21 July 2012

Dawood Ibrahim uses shipbreaking business to smuggle drugs, arms

CHENNAI: Dawood Ibrahim and his aides have a major stake in the multimillion-dollar shipbreaking industry in India, according to an intelligence report by the ministry of defence.

The report says certain Pakistani nationals involved with the D-Company based in London and the UAE have a major stake in the country's shipbreaking industry, investing crores of rupees in the environmentally hazardous industry based in Alang, Gujarat. Intelligence sources said the Pakistani nationals fix deals by paying in hard cash with the collusion of corrupt local officials.

Intelligence agencies briefed an inter-ministerial committee in Delhi in February 2012 about the entry of Dawood's aides into the industry and the potential security threat implications, said sources in the directorate of naval intelligence.

D-Company men smuggle contraband, arms and explosives with the participation of foreign agents during their ship dismantling operations, the report says. Dawood's men use money laundering to fund the deals and many end-of-life vessels that arrive at the ship breaking yards in Gujarat simply disappear from anchorage after a short while.
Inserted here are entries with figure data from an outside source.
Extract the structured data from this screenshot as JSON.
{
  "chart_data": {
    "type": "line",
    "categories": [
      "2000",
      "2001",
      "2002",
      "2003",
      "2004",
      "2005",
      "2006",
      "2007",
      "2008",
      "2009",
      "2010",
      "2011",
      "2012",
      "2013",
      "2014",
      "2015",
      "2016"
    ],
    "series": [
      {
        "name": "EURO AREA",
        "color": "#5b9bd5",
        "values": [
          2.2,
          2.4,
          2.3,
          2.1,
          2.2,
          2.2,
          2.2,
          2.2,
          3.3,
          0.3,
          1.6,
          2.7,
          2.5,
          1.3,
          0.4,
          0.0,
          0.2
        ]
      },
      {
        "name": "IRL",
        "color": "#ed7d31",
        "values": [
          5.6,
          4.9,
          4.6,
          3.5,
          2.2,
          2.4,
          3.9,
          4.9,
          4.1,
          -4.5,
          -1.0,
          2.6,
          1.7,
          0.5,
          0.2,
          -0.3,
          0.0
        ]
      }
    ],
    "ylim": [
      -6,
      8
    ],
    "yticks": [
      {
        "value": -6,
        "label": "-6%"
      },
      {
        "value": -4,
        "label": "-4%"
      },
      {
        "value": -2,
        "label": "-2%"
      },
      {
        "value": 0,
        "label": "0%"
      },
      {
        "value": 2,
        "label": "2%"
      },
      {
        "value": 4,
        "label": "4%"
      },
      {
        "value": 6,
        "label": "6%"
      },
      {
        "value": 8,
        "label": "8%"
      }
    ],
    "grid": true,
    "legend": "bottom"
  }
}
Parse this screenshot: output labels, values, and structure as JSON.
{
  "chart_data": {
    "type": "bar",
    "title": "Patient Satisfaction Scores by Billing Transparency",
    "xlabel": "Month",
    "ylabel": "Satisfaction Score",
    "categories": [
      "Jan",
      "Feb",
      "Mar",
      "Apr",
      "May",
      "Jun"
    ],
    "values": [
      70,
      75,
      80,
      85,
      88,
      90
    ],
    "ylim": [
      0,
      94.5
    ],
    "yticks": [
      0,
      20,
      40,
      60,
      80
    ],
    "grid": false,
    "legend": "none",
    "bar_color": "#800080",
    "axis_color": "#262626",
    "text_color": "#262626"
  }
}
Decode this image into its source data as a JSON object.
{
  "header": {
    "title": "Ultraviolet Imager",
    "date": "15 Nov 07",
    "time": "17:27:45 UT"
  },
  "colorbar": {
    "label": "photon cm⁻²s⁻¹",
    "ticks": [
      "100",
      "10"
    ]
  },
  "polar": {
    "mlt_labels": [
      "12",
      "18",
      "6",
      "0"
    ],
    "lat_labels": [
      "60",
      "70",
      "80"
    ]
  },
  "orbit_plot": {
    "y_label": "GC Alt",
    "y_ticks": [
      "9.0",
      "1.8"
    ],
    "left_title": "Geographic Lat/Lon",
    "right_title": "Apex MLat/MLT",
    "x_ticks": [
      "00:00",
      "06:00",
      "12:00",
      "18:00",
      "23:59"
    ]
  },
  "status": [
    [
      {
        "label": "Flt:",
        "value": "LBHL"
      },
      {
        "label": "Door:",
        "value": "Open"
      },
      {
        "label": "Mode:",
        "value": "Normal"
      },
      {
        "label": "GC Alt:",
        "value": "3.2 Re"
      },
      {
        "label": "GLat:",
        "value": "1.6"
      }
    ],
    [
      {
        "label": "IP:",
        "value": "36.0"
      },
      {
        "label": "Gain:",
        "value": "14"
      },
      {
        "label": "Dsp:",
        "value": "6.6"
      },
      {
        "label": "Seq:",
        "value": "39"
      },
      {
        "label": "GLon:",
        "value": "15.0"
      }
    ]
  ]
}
Officials said the current system, which permits a free run to vessels carrying dismantling permits, has allowed entry to criminals.

"The system has to be regulated and every vessel should be thoroughly checked by the navy," said a senior naval officer. "MoD clearances have to be made mandatory for the entry of vessels for dismantling in India."

At present, ships bound to Alang are permitted to anchor anywhere for emergency repairs. "People from the underworld have a large stake in Alang ship-breaking deals," the officer said.

Shipping and marine security expert Veeresh Mallik said the shipbreaking industry is mostly funded by black money. "Apart from smuggling and activities that put national security at risk, many foreign-flagged vessels come to Alang and leave with forged registrations. Many such vessels have origins in safe havens for smuggling in the Persian Gulf and off the African coast," he said.

Gopal Krishna, a researcher on shipbreaking in India, said nearly 6,000 vessels have been dispatched to India for dismantling over the past two decades. "At least 120 vessels are now berthed in Alang," he said. The shipping ministry has warned states of serious action if they fail to keep a tab on the entry of toxic, end-of-life ships for dismantling.